Seven Safety Recommendations, all but two relating to the need for flight recorders to be required on small helicopters such as the one involved in the accident, were made at the conclusion of the Investigation as follows:
- that, when the European Aviation Safety Agency requires a radio altimeter to be fitted to a helicopter operating under an Air Operator’s Certificate, it also stipulates that the equipment is capable of being powered in all phases of flight, including emergency situations, without intervention by the crew.
- that, when the (UK) Civil Aviation Authority require a radio altimeter to be fitted to a helicopter operating under a Police Air Operator’s Certificate, it also stipulates that the equipment is capable of being powered in all phases of flight, including emergency situations, without intervention by the crew.
- that the (UK) Civil Aviation Authority requires all helicopters operating under a Police Air Operators Certificate, and first issued with an individual Certificate of Airworthiness before 1 January 2018, to be equipped with a recording capability that captures data, audio and images in crash‑survivable memory. They should, as far as reasonably practicable, record at least the parameters specified in The (UK) Air Navigation Order, Schedule 4, Scale SS(1) or SS(3) as appropriate. They should be capable of recording at least the last two hours of (a) communications by the crew, including Police Observers carried in support of the helicopter’s operation, and (b) images of the cockpit environment. The image recordings should have sufficient coverage, quality and frame rate characteristics to include actions by the crew, control selections and instrument displays that are not captured by the data recorder. The audio and image recorders should be capable of operating for at least 10 minutes after the loss of the normal electrical supply.
- that the (UK) Civil Aviation Authority requires all helicopters operating under a Police Air Operators Certificate, and first issued with an individual Certificate of Airworthiness on or after 1 January 2018, to be fitted with flight recorders that record data, audio and images in crash-survivable memory. These should record at least the parameters specified in The (UK) Air Navigation Order, Schedule 4, Scale SS(1) or SS(3), as appropriate. They should be capable of recording at least the last two hours of (a) communications by the crew, including Police Observers carried in support of the helicopter’s operation, and (b) cockpit image recordings. The image recordings should have sufficient coverage, quality and frame rate characteristics to include control selections and instrument displays that are not captured by the other data recorders. The audio and image recorders should be capable of operating for at least 10 minutes after the loss of the normal electrical supply.
- that the (UK) Civil Aviation Authority considers applying the requirements of AAIB Safety Recommendation 2015-032 and AAIB Safety Recommendation 2015-033 to State aircraft not already covered by these Safety Recommendations.

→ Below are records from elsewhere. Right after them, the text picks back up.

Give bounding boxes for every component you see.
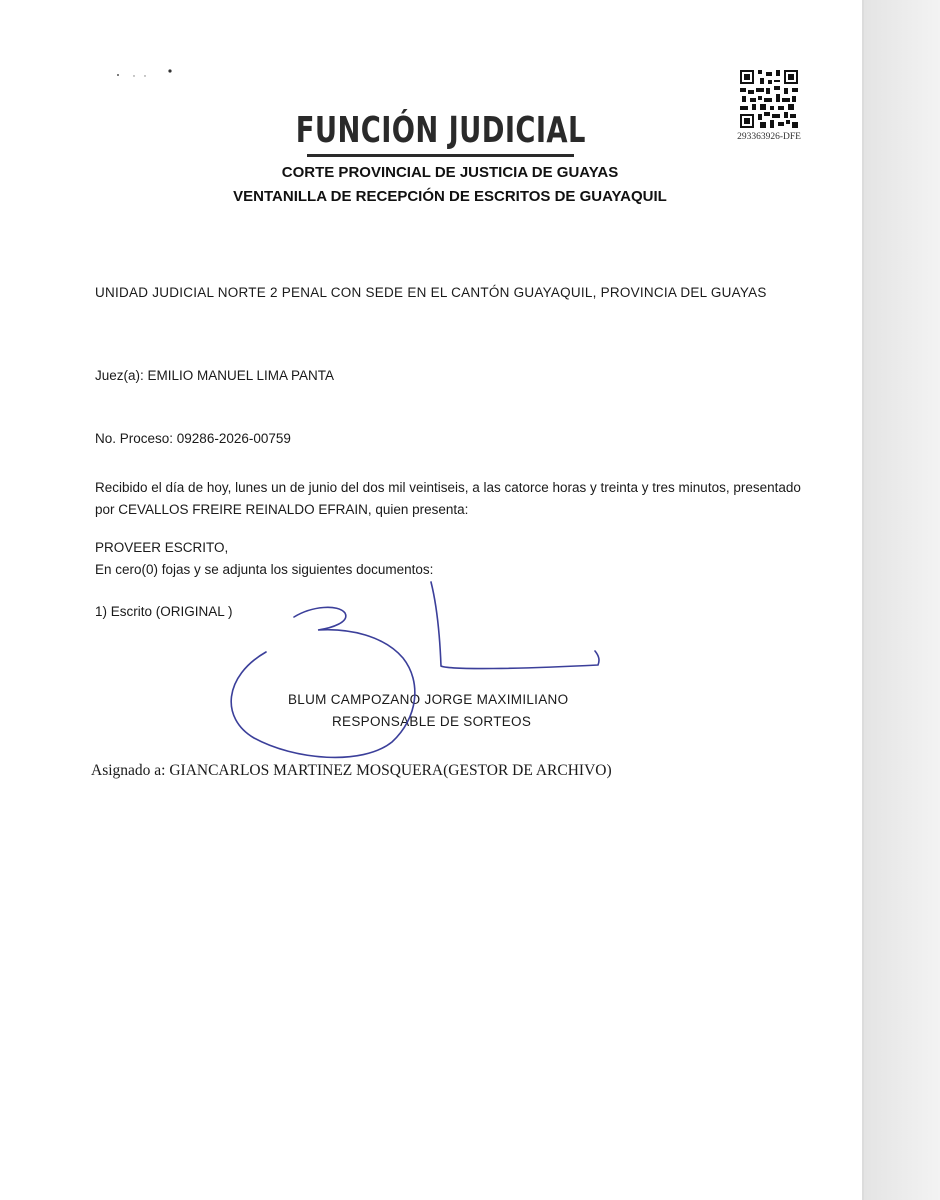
scan-edge [864, 0, 940, 1200]
court-heading: CORTE PROVINCIAL DE JUSTICIA DE GUAYAS [281, 164, 619, 181]
qr-code-number: 293363926-DFE [737, 132, 801, 142]
judicial-unit: UNIDAD JUDICIAL NORTE 2 PENAL CON SEDE EN EL CANTÓN GUAYAQUIL, PROVINCIA DEL GUAYAS [95, 285, 767, 300]
handwritten-signature [220, 570, 620, 770]
funcion-judicial-logo [296, 100, 586, 160]
request-type: PROVEER ESCRITO, [95, 540, 229, 555]
office-heading: VENTANILLA DE RECEPCIÓN DE ESCRITOS DE GUAYAQUIL [233, 188, 667, 205]
judge-line: Juez(a): EMILIO MANUEL LIMA PANTA [95, 368, 335, 383]
received-paragraph: Recibido el día de hoy, lunes un de junio del dos mil veintiseis, a las catorce horas y treinta y tres minutos, presentado por CEVALLOS FREIRE REINALDO EFRAIN, quien presenta: [95, 480, 801, 517]
logo-text: FUNCIÓN JUDICIAL [296, 109, 586, 151]
qr-code-icon [740, 70, 798, 128]
attachments-line: En cero(0) fojas y se adjunta los siguientes documentos: [95, 562, 434, 577]
assigned-to: Asignado a: GIANCARLOS MARTINEZ MOSQUERA(GESTOR DE ARCHIVO) [91, 762, 612, 779]
document-item: 1) Escrito (ORIGINAL ) [95, 604, 233, 619]
scan-specks [112, 66, 182, 82]
signer-role: RESPONSABLE DE SORTEOS [332, 714, 532, 729]
logo-underline [307, 154, 574, 157]
process-number: No. Proceso: 09286-2026-00759 [95, 431, 291, 446]
signer-name: BLUM CAMPOZANO JORGE MAXIMILIANO [288, 692, 569, 707]
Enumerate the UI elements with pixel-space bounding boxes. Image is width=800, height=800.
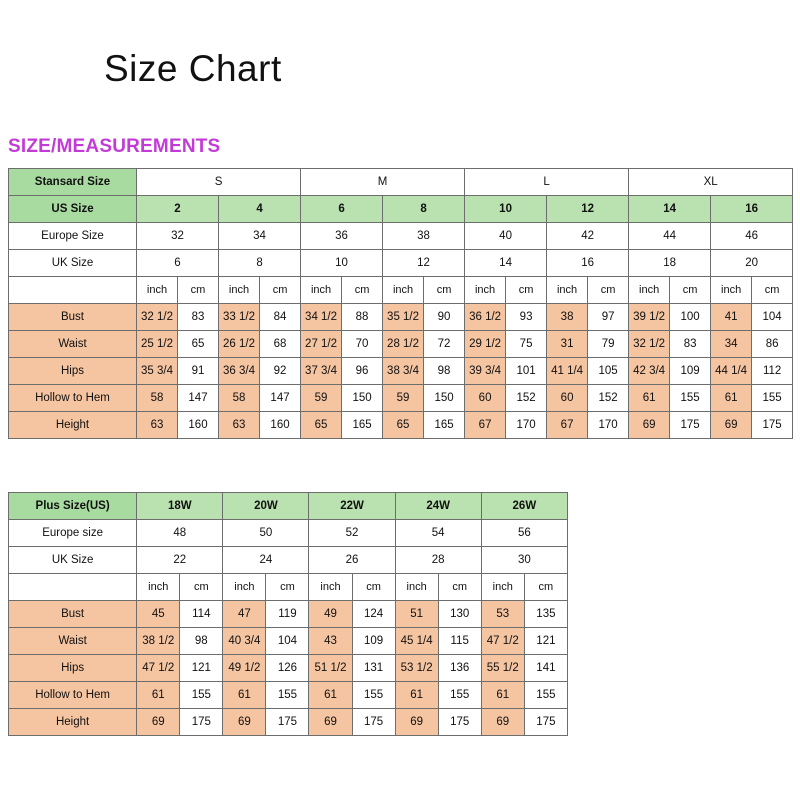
- cell-value: 37 3/4: [301, 358, 342, 385]
- cell-value: 155: [352, 682, 395, 709]
- cell-value: 58: [219, 385, 260, 412]
- unit-cell: cm: [178, 277, 219, 304]
- unit-cell: cm: [266, 574, 309, 601]
- cell-value: 155: [670, 385, 711, 412]
- row-label: Europe Size: [9, 223, 137, 250]
- cell-value: 61: [481, 682, 524, 709]
- cell-value: 91: [178, 358, 219, 385]
- cell-value: 155: [266, 682, 309, 709]
- table-row: [9, 358, 793, 385]
- plus-size-24W: 24W: [395, 493, 481, 520]
- cell-value: 39 1/2: [629, 304, 670, 331]
- cell-value: 105: [588, 358, 629, 385]
- cell-value: 65: [301, 412, 342, 439]
- cell-value: 61: [309, 682, 352, 709]
- cell-value: 60: [465, 385, 506, 412]
- cell-value: 44: [629, 223, 711, 250]
- cell-value: 119: [266, 601, 309, 628]
- row-label: UK Size: [9, 250, 137, 277]
- cell-value: 55 1/2: [481, 655, 524, 682]
- size-group-M: M: [301, 169, 465, 196]
- cell-value: 69: [137, 709, 180, 736]
- cell-value: 16: [547, 250, 629, 277]
- plus-size-table: [8, 492, 568, 736]
- cell-value: 6: [301, 196, 383, 223]
- cell-value: 47: [223, 601, 266, 628]
- cell-value: 67: [465, 412, 506, 439]
- row-label: Hollow to Hem: [9, 385, 137, 412]
- cell-value: 61: [711, 385, 752, 412]
- table-row: [9, 709, 568, 736]
- cell-value: 150: [342, 385, 383, 412]
- cell-value: 115: [438, 628, 481, 655]
- cell-value: 109: [352, 628, 395, 655]
- cell-value: 131: [352, 655, 395, 682]
- cell-value: 67: [547, 412, 588, 439]
- cell-value: 38: [547, 304, 588, 331]
- cell-value: 40: [465, 223, 547, 250]
- cell-value: 68: [260, 331, 301, 358]
- cell-value: 51: [395, 601, 438, 628]
- unit-cell: cm: [438, 574, 481, 601]
- unit-cell: cm: [752, 277, 793, 304]
- cell-value: 14: [465, 250, 547, 277]
- cell-value: 60: [547, 385, 588, 412]
- plus-size-20W: 20W: [223, 493, 309, 520]
- unit-cell: inch: [219, 277, 260, 304]
- cell-value: 136: [438, 655, 481, 682]
- cell-value: 56: [481, 520, 567, 547]
- cell-value: 36 3/4: [219, 358, 260, 385]
- standard-size-header: Stansard Size: [9, 169, 137, 196]
- cell-value: 88: [342, 304, 383, 331]
- table-row: [9, 682, 568, 709]
- cell-value: 84: [260, 304, 301, 331]
- size-group-S: S: [137, 169, 301, 196]
- cell-value: 33 1/2: [219, 304, 260, 331]
- unit-cell: cm: [524, 574, 567, 601]
- plus-size-26W: 26W: [481, 493, 567, 520]
- size-group-XL: XL: [629, 169, 793, 196]
- unit-cell: inch: [711, 277, 752, 304]
- row-label: Hips: [9, 655, 137, 682]
- cell-value: 69: [309, 709, 352, 736]
- cell-value: 175: [180, 709, 223, 736]
- unit-cell: inch: [481, 574, 524, 601]
- cell-value: 100: [670, 304, 711, 331]
- cell-value: 35 3/4: [137, 358, 178, 385]
- cell-value: 45 1/4: [395, 628, 438, 655]
- row-label: Waist: [9, 628, 137, 655]
- unit-cell: inch: [465, 277, 506, 304]
- plus-size-22W: 22W: [309, 493, 395, 520]
- unit-cell: cm: [352, 574, 395, 601]
- cell-value: 12: [547, 196, 629, 223]
- cell-value: 48: [137, 520, 223, 547]
- cell-value: 8: [219, 250, 301, 277]
- cell-value: 98: [180, 628, 223, 655]
- cell-value: 51 1/2: [309, 655, 352, 682]
- table-row: [9, 169, 793, 196]
- cell-value: 47 1/2: [137, 655, 180, 682]
- cell-value: 25 1/2: [137, 331, 178, 358]
- cell-value: 20: [711, 250, 793, 277]
- row-label: Europe size: [9, 520, 137, 547]
- unit-cell: inch: [383, 277, 424, 304]
- plus-size-header: Plus Size(US): [9, 493, 137, 520]
- unit-cell: inch: [547, 277, 588, 304]
- cell-value: 124: [352, 601, 395, 628]
- cell-value: 10: [301, 250, 383, 277]
- cell-value: 24: [223, 547, 309, 574]
- table-row: [9, 385, 793, 412]
- table-row: [9, 655, 568, 682]
- row-label: Bust: [9, 304, 137, 331]
- cell-value: 8: [383, 196, 465, 223]
- cell-value: 175: [670, 412, 711, 439]
- cell-value: 22: [137, 547, 223, 574]
- section-label: SIZE/MEASUREMENTS: [8, 136, 221, 157]
- row-label: Height: [9, 709, 137, 736]
- cell-value: 16: [711, 196, 793, 223]
- table-row: [9, 196, 793, 223]
- cell-value: 42 3/4: [629, 358, 670, 385]
- row-label-empty: [9, 574, 137, 601]
- table-row: [9, 574, 568, 601]
- table-row: [9, 304, 793, 331]
- cell-value: 36 1/2: [465, 304, 506, 331]
- cell-value: 52: [309, 520, 395, 547]
- cell-value: 50: [223, 520, 309, 547]
- cell-value: 135: [524, 601, 567, 628]
- cell-value: 98: [424, 358, 465, 385]
- cell-value: 152: [588, 385, 629, 412]
- page-title: Size Chart: [104, 48, 282, 89]
- cell-value: 6: [137, 250, 219, 277]
- table-row: [9, 493, 568, 520]
- cell-value: 18: [629, 250, 711, 277]
- unit-cell: inch: [301, 277, 342, 304]
- cell-value: 53 1/2: [395, 655, 438, 682]
- cell-value: 34 1/2: [301, 304, 342, 331]
- table-row: [9, 628, 568, 655]
- cell-value: 14: [629, 196, 711, 223]
- unit-cell: cm: [342, 277, 383, 304]
- cell-value: 4: [219, 196, 301, 223]
- cell-value: 65: [383, 412, 424, 439]
- cell-value: 69: [481, 709, 524, 736]
- cell-value: 36: [301, 223, 383, 250]
- cell-value: 101: [506, 358, 547, 385]
- unit-cell: inch: [395, 574, 438, 601]
- cell-value: 170: [506, 412, 547, 439]
- cell-value: 58: [137, 385, 178, 412]
- row-label-empty: [9, 277, 137, 304]
- cell-value: 53: [481, 601, 524, 628]
- cell-value: 32 1/2: [137, 304, 178, 331]
- table-row: [9, 547, 568, 574]
- table-row: [9, 331, 793, 358]
- cell-value: 83: [178, 304, 219, 331]
- unit-cell: cm: [506, 277, 547, 304]
- cell-value: 31: [547, 331, 588, 358]
- cell-value: 47 1/2: [481, 628, 524, 655]
- row-label: Waist: [9, 331, 137, 358]
- cell-value: 69: [711, 412, 752, 439]
- unit-cell: cm: [180, 574, 223, 601]
- cell-value: 175: [752, 412, 793, 439]
- cell-value: 69: [395, 709, 438, 736]
- table-row: [9, 250, 793, 277]
- row-label: UK Size: [9, 547, 137, 574]
- cell-value: 96: [342, 358, 383, 385]
- cell-value: 38: [383, 223, 465, 250]
- row-label: Hollow to Hem: [9, 682, 137, 709]
- cell-value: 93: [506, 304, 547, 331]
- cell-value: 59: [383, 385, 424, 412]
- cell-value: 69: [629, 412, 670, 439]
- cell-value: 147: [260, 385, 301, 412]
- cell-value: 175: [352, 709, 395, 736]
- cell-value: 61: [395, 682, 438, 709]
- cell-value: 41 1/4: [547, 358, 588, 385]
- cell-value: 72: [424, 331, 465, 358]
- cell-value: 32: [137, 223, 219, 250]
- cell-value: 42: [547, 223, 629, 250]
- unit-cell: inch: [223, 574, 266, 601]
- unit-cell: inch: [137, 277, 178, 304]
- cell-value: 49: [309, 601, 352, 628]
- cell-value: 63: [137, 412, 178, 439]
- cell-value: 44 1/4: [711, 358, 752, 385]
- cell-value: 170: [588, 412, 629, 439]
- table-row: [9, 601, 568, 628]
- cell-value: 54: [395, 520, 481, 547]
- cell-value: 114: [180, 601, 223, 628]
- cell-value: 69: [223, 709, 266, 736]
- cell-value: 45: [137, 601, 180, 628]
- cell-value: 28 1/2: [383, 331, 424, 358]
- table-row: [9, 412, 793, 439]
- cell-value: 83: [670, 331, 711, 358]
- cell-value: 38 1/2: [137, 628, 180, 655]
- cell-value: 63: [219, 412, 260, 439]
- unit-cell: inch: [309, 574, 352, 601]
- cell-value: 90: [424, 304, 465, 331]
- cell-value: 97: [588, 304, 629, 331]
- row-label: US Size: [9, 196, 137, 223]
- cell-value: 112: [752, 358, 793, 385]
- cell-value: 61: [223, 682, 266, 709]
- cell-value: 65: [178, 331, 219, 358]
- cell-value: 40 3/4: [223, 628, 266, 655]
- unit-cell: inch: [137, 574, 180, 601]
- cell-value: 104: [266, 628, 309, 655]
- cell-value: 86: [752, 331, 793, 358]
- cell-value: 175: [524, 709, 567, 736]
- cell-value: 121: [180, 655, 223, 682]
- table-row: [9, 520, 568, 547]
- cell-value: 27 1/2: [301, 331, 342, 358]
- cell-value: 61: [137, 682, 180, 709]
- cell-value: 152: [506, 385, 547, 412]
- cell-value: 155: [438, 682, 481, 709]
- unit-cell: cm: [260, 277, 301, 304]
- cell-value: 160: [260, 412, 301, 439]
- cell-value: 104: [752, 304, 793, 331]
- cell-value: 79: [588, 331, 629, 358]
- cell-value: 41: [711, 304, 752, 331]
- cell-value: 34: [711, 331, 752, 358]
- table-row: [9, 223, 793, 250]
- cell-value: 121: [524, 628, 567, 655]
- cell-value: 150: [424, 385, 465, 412]
- cell-value: 12: [383, 250, 465, 277]
- cell-value: 34: [219, 223, 301, 250]
- cell-value: 175: [438, 709, 481, 736]
- cell-value: 30: [481, 547, 567, 574]
- cell-value: 141: [524, 655, 567, 682]
- size-group-L: L: [465, 169, 629, 196]
- cell-value: 92: [260, 358, 301, 385]
- cell-value: 147: [178, 385, 219, 412]
- unit-cell: cm: [670, 277, 711, 304]
- cell-value: 126: [266, 655, 309, 682]
- cell-value: 165: [424, 412, 465, 439]
- cell-value: 43: [309, 628, 352, 655]
- row-label: Height: [9, 412, 137, 439]
- cell-value: 32 1/2: [629, 331, 670, 358]
- cell-value: 10: [465, 196, 547, 223]
- cell-value: 29 1/2: [465, 331, 506, 358]
- cell-value: 155: [180, 682, 223, 709]
- unit-cell: inch: [629, 277, 670, 304]
- unit-cell: cm: [588, 277, 629, 304]
- standard-size-table: [8, 168, 793, 439]
- cell-value: 175: [266, 709, 309, 736]
- cell-value: 155: [752, 385, 793, 412]
- cell-value: 165: [342, 412, 383, 439]
- table-row: [9, 277, 793, 304]
- cell-value: 70: [342, 331, 383, 358]
- cell-value: 35 1/2: [383, 304, 424, 331]
- cell-value: 46: [711, 223, 793, 250]
- cell-value: 59: [301, 385, 342, 412]
- cell-value: 130: [438, 601, 481, 628]
- cell-value: 109: [670, 358, 711, 385]
- unit-cell: cm: [424, 277, 465, 304]
- cell-value: 75: [506, 331, 547, 358]
- cell-value: 39 3/4: [465, 358, 506, 385]
- cell-value: 61: [629, 385, 670, 412]
- cell-value: 26 1/2: [219, 331, 260, 358]
- row-label: Bust: [9, 601, 137, 628]
- cell-value: 49 1/2: [223, 655, 266, 682]
- cell-value: 38 3/4: [383, 358, 424, 385]
- cell-value: 155: [524, 682, 567, 709]
- cell-value: 26: [309, 547, 395, 574]
- row-label: Hips: [9, 358, 137, 385]
- cell-value: 160: [178, 412, 219, 439]
- cell-value: 28: [395, 547, 481, 574]
- plus-size-18W: 18W: [137, 493, 223, 520]
- cell-value: 2: [137, 196, 219, 223]
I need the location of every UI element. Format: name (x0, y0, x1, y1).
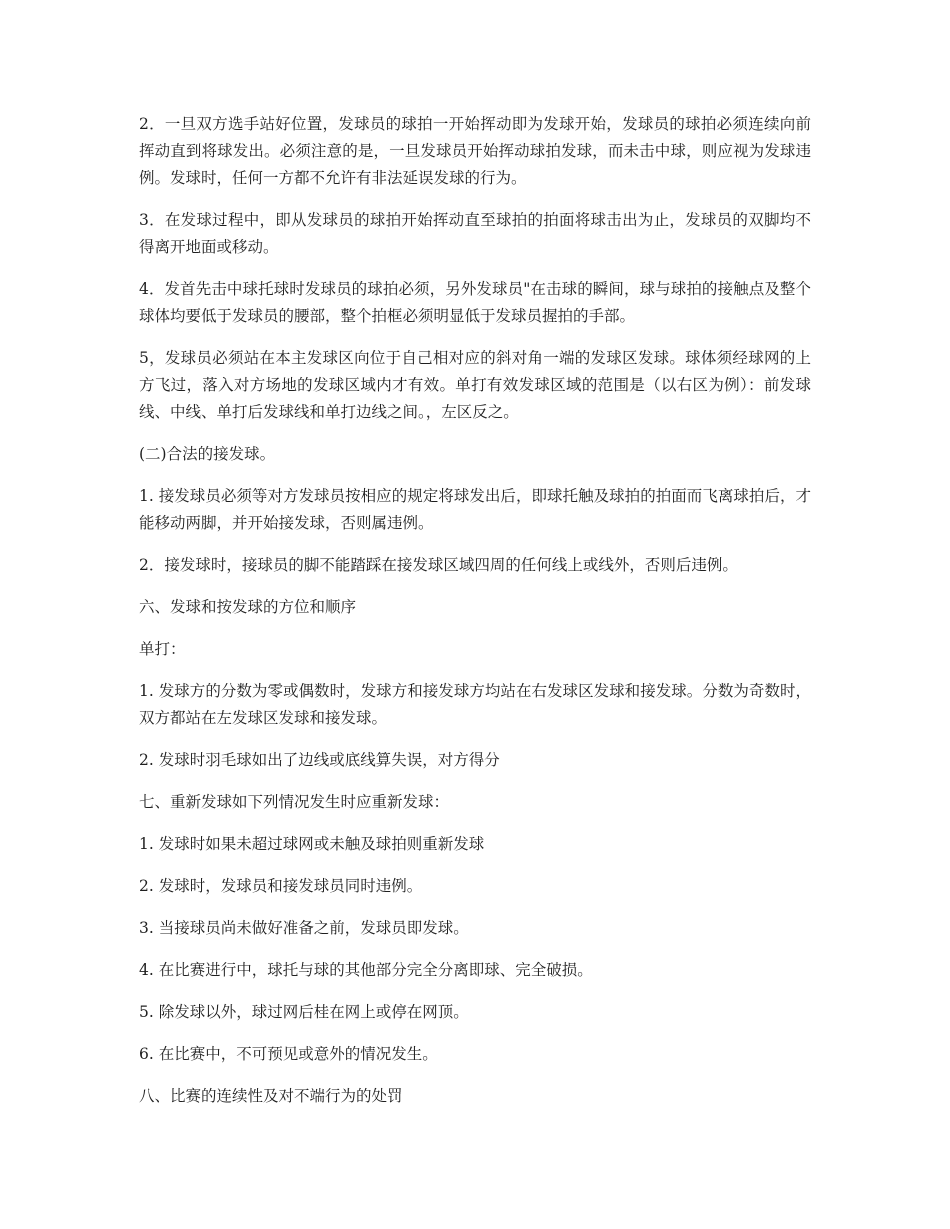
paragraph-singles-rule-2: 2. 发球时羽毛球如出了边线或底线算失误，对方得分 (139, 751, 500, 769)
list-item-reserve-3: 3. 当接球员尚未做好准备之前，发球员即发球。 (139, 919, 469, 937)
paragraph-serve-feet-rule: 3．在发球过程中，即从发球员的球拍开始挥动直至球拍的拍面将球击出为止，发球员的双脚均不得离开地面或移动。 (139, 211, 811, 256)
paragraph-serve-height-rule: 4．发首先击中球托球时发球员的球拍必须，另外发球员"在击球的瞬间，球与球拍的接触点及整个球体均要低于发球员的腰部，整个拍框必须明显低于发球员握拍的手部。 (139, 280, 811, 325)
list-item-reserve-2: 2. 发球时，发球员和接发球员同时违例。 (139, 877, 423, 895)
document-body (139, 111, 811, 1125)
paragraph-receive-rule-2: 2．接发球时，接球员的脚不能踏踩在接发球区域四周的任何线上或线外，否则后违例。 (139, 556, 738, 574)
paragraph-receive-rule-1: 1. 接发球员必须等对方发球员按相应的规定将球发出后，即球托触及球拍的拍面而飞离球拍后，才能移动两脚，并开始接发球，否则属违例。 (139, 487, 812, 532)
list-item-reserve-5: 5. 除发球以外，球过网后桂在网上或停在网顶。 (139, 1003, 469, 1021)
paragraph-serve-court-rule: 5，发球员必须站在本主发球区向位于自己相对应的斜对角一端的发球区发球。球体须经球网的上方飞过，落入对方场地的发球区域内才有效。单打有效发球区域的范围是（以右区为例）：前发球线、中线、单打后发球线和单打边线之间。，左区反之。 (139, 349, 811, 421)
section-heading-serve-order: 六、发球和按发球的方位和顺序 (139, 598, 357, 616)
section-heading-continuity: 八、比赛的连续性及对不端行为的处罚 (139, 1087, 403, 1105)
list-item-reserve-6: 6. 在比赛中，不可预见或意外的情况发生。 (139, 1045, 438, 1063)
list-item-reserve-1: 1. 发球时如果未超过球网或未触及球拍则重新发球 (139, 835, 485, 853)
section-heading-reserve: 七、重新发球如下列情况发生时应重新发球： (139, 793, 450, 811)
list-item-reserve-4: 4. 在比赛进行中，球托与球的其他部分完全分离即球、完全破损。 (139, 961, 593, 979)
paragraph-serve-start-rule: 2．一旦双方选手站好位置，发球员的球拍一开始挥动即为发球开始，发球员的球拍必须连续向前挥动直到将球发出。必须注意的是，一旦发球员开始挥动球拍发球，而未击中球，则应视为发球违例。发球时，任何一方都不允许有非法延误发球的行为。 (139, 115, 811, 187)
paragraph-singles-rule-1: 1. 发球方的分数为零或偶数时，发球方和接发球方均站在右发球区发球和接发球。分数为奇数时，双方都站在左发球区发球和接发球。 (139, 682, 812, 727)
subheading-singles: 单打： (139, 640, 186, 658)
section-heading-legal-receive: (二)合法的接发球。 (139, 445, 276, 463)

- that the European Aviation Safety Agency mandate the ICAO Annex 6 flight recorder requirements for all helicopter emergency medical service operations, regardless of aircraft weight. The last two hours of flight crew communications and cockpit area audio should be recorded. The cockpit area audio recording should continue for 10 minutes after the loss of normal electrical power.
- that the European Aviation Safety Agency mandate image flight recorder requirements for all helicopter emergency medical service operations, regardless of aircraft weight. The image recordings should have sufficient coverage, quality and frame rate characteristics to include actions by the crew, control selections and instrument displays that are not captured by a data recorder. The recording should be of the last two hours of operation, including at least 10 minutes after the loss of normal electrical power to the flight recorder.
The Final Report of the Investigation was published on 23 October 2015.